Apple abandoned PPC after it became obvious that laptops were going to become more popular than desktops, and the G5 cheese grater Mac Pro required liquid cooling for the dual CPU chip versions.

Apple moved from Intel to ARM for the exact same reason. Intel no longer cares about pursuing high performance with a low power draw. They have returned to the Pentium 4 strategy of performance via clock speed and power increases.



I believe the specific reason (as far as Apple disclosed) was that lower performance / higher efficiency PowerPC CPUs just weren't on IBM's roadmap and whatever quantity of CPUs Apple was buying and/or willing to commit to buying wasn't enough for IBM to consider it. Intel was focusing on power efficiency after the whole Netburst disaster.
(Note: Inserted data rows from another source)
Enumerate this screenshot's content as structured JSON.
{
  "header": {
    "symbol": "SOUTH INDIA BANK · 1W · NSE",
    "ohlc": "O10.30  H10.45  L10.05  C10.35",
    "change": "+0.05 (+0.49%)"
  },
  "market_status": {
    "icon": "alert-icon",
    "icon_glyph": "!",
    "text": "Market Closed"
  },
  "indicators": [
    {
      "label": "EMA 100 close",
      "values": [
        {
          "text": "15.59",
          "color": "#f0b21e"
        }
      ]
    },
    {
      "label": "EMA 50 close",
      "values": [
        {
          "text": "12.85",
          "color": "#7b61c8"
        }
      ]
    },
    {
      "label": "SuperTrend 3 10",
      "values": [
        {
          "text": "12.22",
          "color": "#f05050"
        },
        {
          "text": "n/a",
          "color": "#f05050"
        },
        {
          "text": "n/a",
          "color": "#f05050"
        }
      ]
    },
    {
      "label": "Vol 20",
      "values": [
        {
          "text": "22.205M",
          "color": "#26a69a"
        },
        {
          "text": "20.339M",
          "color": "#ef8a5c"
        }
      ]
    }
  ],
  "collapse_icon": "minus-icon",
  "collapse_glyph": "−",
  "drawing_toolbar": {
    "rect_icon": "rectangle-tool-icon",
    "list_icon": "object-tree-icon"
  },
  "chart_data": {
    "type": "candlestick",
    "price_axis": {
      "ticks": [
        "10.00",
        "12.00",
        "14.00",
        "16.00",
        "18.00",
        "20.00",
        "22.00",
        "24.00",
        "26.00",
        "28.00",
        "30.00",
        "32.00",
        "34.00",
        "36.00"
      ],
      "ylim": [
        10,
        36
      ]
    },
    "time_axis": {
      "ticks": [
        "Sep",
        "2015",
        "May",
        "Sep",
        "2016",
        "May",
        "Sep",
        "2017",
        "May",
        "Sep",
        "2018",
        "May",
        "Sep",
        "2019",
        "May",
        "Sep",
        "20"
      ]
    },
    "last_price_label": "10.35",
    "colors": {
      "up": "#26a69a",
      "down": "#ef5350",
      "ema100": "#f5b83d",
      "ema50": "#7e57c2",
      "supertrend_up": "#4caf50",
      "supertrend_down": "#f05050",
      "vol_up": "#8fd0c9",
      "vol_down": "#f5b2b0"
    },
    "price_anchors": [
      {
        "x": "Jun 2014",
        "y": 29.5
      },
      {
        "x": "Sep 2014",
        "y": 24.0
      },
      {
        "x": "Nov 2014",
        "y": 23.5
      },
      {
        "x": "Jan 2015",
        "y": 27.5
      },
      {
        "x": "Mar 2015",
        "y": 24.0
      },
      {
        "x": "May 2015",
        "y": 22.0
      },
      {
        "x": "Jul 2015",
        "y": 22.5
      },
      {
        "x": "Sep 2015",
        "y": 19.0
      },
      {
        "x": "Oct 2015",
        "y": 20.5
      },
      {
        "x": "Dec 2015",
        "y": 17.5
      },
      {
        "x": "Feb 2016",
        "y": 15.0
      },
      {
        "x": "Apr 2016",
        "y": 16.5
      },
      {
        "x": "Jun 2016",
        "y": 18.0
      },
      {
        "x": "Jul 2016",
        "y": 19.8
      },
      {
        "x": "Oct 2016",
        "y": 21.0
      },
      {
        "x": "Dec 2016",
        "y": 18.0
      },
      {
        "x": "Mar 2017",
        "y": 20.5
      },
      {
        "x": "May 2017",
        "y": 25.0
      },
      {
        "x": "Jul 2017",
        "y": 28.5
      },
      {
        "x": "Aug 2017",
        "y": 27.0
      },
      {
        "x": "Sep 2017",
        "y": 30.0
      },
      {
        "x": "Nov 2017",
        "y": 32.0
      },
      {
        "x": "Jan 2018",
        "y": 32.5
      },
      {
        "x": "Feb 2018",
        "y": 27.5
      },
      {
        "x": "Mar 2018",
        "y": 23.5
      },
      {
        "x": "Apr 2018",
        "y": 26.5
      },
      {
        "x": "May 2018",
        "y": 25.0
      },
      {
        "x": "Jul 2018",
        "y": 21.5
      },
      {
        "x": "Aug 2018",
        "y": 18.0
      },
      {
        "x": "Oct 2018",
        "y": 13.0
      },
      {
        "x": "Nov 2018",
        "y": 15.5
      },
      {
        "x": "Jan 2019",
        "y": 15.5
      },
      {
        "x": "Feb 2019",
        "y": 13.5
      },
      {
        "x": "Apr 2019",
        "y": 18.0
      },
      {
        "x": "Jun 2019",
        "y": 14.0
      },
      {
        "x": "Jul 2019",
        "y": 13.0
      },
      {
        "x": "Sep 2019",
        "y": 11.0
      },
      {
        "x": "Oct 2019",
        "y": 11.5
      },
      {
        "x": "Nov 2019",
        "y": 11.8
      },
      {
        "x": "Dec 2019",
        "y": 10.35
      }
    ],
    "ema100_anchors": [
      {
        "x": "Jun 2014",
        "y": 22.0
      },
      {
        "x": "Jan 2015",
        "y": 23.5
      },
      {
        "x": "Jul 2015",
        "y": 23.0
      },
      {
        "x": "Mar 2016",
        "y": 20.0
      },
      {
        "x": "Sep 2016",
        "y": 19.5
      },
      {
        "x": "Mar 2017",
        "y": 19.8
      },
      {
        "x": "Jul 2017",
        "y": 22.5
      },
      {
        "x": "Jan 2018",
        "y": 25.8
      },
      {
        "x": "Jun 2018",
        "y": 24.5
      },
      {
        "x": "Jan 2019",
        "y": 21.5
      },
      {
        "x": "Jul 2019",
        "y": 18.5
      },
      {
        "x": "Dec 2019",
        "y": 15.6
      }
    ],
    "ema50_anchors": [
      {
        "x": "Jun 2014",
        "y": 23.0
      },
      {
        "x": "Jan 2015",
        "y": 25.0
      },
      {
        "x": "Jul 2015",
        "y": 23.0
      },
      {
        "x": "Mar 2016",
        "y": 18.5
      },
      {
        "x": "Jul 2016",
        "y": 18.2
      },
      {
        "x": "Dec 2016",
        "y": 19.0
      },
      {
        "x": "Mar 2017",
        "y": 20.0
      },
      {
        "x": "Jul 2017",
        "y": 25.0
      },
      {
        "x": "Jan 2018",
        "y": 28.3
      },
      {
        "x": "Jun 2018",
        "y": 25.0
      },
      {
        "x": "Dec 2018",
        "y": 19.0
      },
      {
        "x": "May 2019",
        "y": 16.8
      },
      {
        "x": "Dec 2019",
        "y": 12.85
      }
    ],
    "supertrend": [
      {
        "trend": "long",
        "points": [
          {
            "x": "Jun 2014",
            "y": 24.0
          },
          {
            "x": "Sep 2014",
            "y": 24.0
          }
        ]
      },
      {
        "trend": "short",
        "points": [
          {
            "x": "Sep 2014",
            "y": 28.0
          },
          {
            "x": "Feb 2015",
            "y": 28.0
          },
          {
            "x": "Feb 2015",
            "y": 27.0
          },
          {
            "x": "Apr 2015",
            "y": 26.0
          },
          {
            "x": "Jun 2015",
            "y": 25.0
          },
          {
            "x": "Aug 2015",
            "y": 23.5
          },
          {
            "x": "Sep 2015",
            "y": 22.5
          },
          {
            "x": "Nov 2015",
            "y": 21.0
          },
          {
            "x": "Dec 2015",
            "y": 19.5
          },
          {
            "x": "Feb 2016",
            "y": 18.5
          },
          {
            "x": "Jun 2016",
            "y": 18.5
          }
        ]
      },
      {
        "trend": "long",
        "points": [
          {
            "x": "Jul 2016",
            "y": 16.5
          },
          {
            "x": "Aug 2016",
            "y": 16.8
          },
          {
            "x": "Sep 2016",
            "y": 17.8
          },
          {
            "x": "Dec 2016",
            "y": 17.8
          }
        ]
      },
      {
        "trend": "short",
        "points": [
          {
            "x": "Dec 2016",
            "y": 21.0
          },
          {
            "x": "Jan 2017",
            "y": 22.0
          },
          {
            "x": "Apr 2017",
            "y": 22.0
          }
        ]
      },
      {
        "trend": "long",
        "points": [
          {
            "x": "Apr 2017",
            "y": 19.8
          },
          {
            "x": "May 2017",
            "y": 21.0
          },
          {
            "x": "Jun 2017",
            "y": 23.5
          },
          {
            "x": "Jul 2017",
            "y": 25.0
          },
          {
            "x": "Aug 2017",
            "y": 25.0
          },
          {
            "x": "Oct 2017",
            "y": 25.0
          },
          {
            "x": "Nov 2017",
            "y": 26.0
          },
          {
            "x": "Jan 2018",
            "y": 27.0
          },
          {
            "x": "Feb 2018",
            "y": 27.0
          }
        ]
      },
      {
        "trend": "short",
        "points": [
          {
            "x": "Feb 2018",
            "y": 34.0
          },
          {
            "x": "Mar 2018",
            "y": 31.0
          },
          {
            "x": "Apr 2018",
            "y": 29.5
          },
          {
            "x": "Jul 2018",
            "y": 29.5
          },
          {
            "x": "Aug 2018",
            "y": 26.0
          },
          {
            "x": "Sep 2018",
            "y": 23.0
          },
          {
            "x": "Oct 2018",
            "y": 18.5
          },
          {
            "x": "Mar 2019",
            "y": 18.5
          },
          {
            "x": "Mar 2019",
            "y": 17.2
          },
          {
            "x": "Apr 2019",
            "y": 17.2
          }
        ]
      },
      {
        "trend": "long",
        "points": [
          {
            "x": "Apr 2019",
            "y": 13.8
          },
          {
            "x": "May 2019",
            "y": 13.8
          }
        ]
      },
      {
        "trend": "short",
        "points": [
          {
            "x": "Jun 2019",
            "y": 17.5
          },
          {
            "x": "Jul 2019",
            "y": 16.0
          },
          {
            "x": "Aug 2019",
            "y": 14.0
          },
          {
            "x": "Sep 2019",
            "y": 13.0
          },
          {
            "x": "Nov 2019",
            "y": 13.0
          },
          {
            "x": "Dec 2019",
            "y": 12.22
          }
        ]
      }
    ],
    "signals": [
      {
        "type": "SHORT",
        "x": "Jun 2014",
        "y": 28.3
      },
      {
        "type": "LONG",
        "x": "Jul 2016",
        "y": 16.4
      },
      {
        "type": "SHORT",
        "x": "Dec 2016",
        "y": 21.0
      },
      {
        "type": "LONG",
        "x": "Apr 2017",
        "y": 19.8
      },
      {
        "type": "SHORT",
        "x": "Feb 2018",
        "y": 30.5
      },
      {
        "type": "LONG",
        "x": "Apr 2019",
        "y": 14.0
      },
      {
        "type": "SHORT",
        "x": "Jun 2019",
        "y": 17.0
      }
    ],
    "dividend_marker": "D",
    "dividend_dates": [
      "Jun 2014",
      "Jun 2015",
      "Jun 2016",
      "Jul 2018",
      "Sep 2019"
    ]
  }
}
Have they really gone back to the pentium 4 strategy or are they behind in process node tech and can only compete with AMD’s performance by pumping power into their cpus? I think Intel’s top priority right now is to catch up to Tsmc’s node tech to have as close to performance per watt (or beyond) parity as they can against AMD (and Apple)


>Raptor Lake to Offer ‘Unlimited Power’ Mode for Those Who Don’t Care About Heat, Electric Bills

https://www.extremetech.com/computing/338748-raptor-lake-to-...

If that isn't a return to the Pentium 4 strategy, I don't know what is.


Stop feeding into hyperbole. The 13900k is for maybe 5% of the market, and the non k will give crazy enough performance for most buyers (if they even exist at this point). Giving the 13900 a high heat mode is just for the chance to keep up/beat AMD for bragging rights.

Intel isn’t relying on an architecture thats about to run them into a wall like the Pentium 4’s architecture was about to, what keeping them is second is being behind on their process, and beyond that, execution.


Sorry, but Intel is pretty obviously chasing performance via higher and higher clock speeds and ridiculously high power draws just like they did previously with their Pentium 4 strategy.

You can argue that it's not what they "want" to be doing, but it's certainly what they are doing.


I'm obviously not going to change your mind so you do you


>Intel Raptor Lake boosts performance, but the [power] requirements are staggering

https://www.digitaltrends.com/computing/intel-raptor-lake-ma...

What you can't change is the reality of Intel's actions.